Today, Lemonade is trading at around $16 per share after plunging 90% from its highs.
NVIDIA $NVDA JUST REPORTED EARNINGS
EPS of $6.12 beating expectations of $5.58
Revenue of $26B beating expectations of $24.59B
NVIDIA ALSO JUST ANNOUNCED A NEW 10:1 STOCK SPLIT
pic.twitter.com/6v2yJNa3dM
— Evan (@StockMKTNewz) May 22, 2024
It’s an identical story with Upstart, which uses AI to handle loan requests. The corporate went public in December 2020 at $20 per share and surged to over $400 per share in 2021 before crashing.

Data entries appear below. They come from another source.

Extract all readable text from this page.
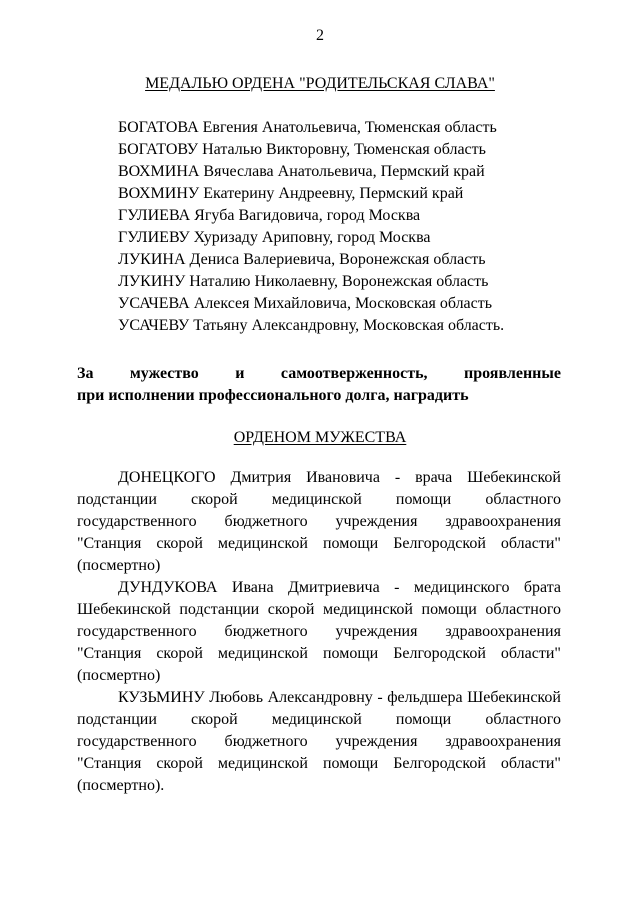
2
МЕДАЛЬЮ ОРДЕНА "РОДИТЕЛЬСКАЯ СЛАВА"
БОГАТОВА Евгения Анатольевича, Тюменская область
БОГАТОВУ Наталью Викторовну, Тюменская область
ВОХМИНА Вячеслава Анатольевича, Пермский край
ВОХМИНУ Екатерину Андреевну, Пермский край
ГУЛИЕВА Ягуба Вагидовича, город Москва
ГУЛИЕВУ Хуризаду Ариповну, город Москва
ЛУКИНА Дениса Валериевича, Воронежская область
ЛУКИНУ Наталию Николаевну, Воронежская область
УСАЧЕВА Алексея Михайловича, Московская область
УСАЧЕВУ Татьяну Александровну, Московская область.
За мужество и самоотверженность, проявленные
при исполнении профессионального долга, наградить
ОРДЕНОМ МУЖЕСТВА
ДОНЕЦКОГО Дмитрия Ивановича - врача Шебекинской
подстанции скорой медицинской помощи областного
государственного бюджетного учреждения здравоохранения
"Станция скорой медицинской помощи Белгородской области"
(посмертно)
ДУНДУКОВА Ивана Дмитриевича - медицинского брата
Шебекинской подстанции скорой медицинской помощи областного
государственного бюджетного учреждения здравоохранения
"Станция скорой медицинской помощи Белгородской области"
(посмертно)
КУЗЬМИНУ Любовь Александровну - фельдшера Шебекинской
подстанции скорой медицинской помощи областного
государственного бюджетного учреждения здравоохранения
"Станция скорой медицинской помощи Белгородской области"
(посмертно).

It’s now trading at $25 per share.
This will not be to say these corporations won’t ultimately achieve success; in reality, each have had consistently increased revenue. The issue has been high costs, competition from greater corporations crowding them out with their very own AI tech, and irrational exuberance of investors sending their stock prices higher based on sentiment and never earnings.
These examples illuminate the hazards of investors chasing the most recent shiny object. That said, there’s little doubt that AI is the long run of computing and that it would transform corporations and industries along the best way.
There’s also little doubt that that is just the early days of AI, and even the experts can’t wrap their arms around where this technology will go from here.
Take the gen-AI chip market, for instance. It has grown to $50 billion in 2024, up from virtually nothing in 2022, based on consulting firm Deloitte. By 2027, Deloitte predicts the market might be price anywhere from $110 billion to $400 billion — showing the uncertainty even experts have on its growth trajectory.
Investors ought to be diligent
For a corporation like Alphabet, which is investing billions of dollars in its AI infrastructure, these AI fails could also be more manageable due to their massive amount of resources. Google is way and away the dominant player in search and has been gaining market share within the cloud business, even though it is a distant third with about an 11% market share.
Alphabet’s stock price took a success on the recent news of the glitch, nevertheless it has since regained all the worth it had lost. The stock is now back to trading at around $178 per share, up some 28% 12 months so far.
While this episode has not helped its brand, Google has the resources to get it right. Apparently, the corporate also has loads of leeway from investors given its market strength.
Nevertheless, that’s to not say investors aren’t watching, and the following gen-AI fail could have a cumulative effect on eroding trust. Less-dominant players of their industries is probably not afforded the identical margin for error.
Thus, investors in AI stocks ought to be diligent, being attentive to the gaffes and glitches and the corporate’s response to them and watching how much they spend on AI and in the event that they are being responsible. Investors must also attempt to be sure that the corporate is profitable or at the very least moving toward profitability and avoid AI stocks with ridiculously high multiples.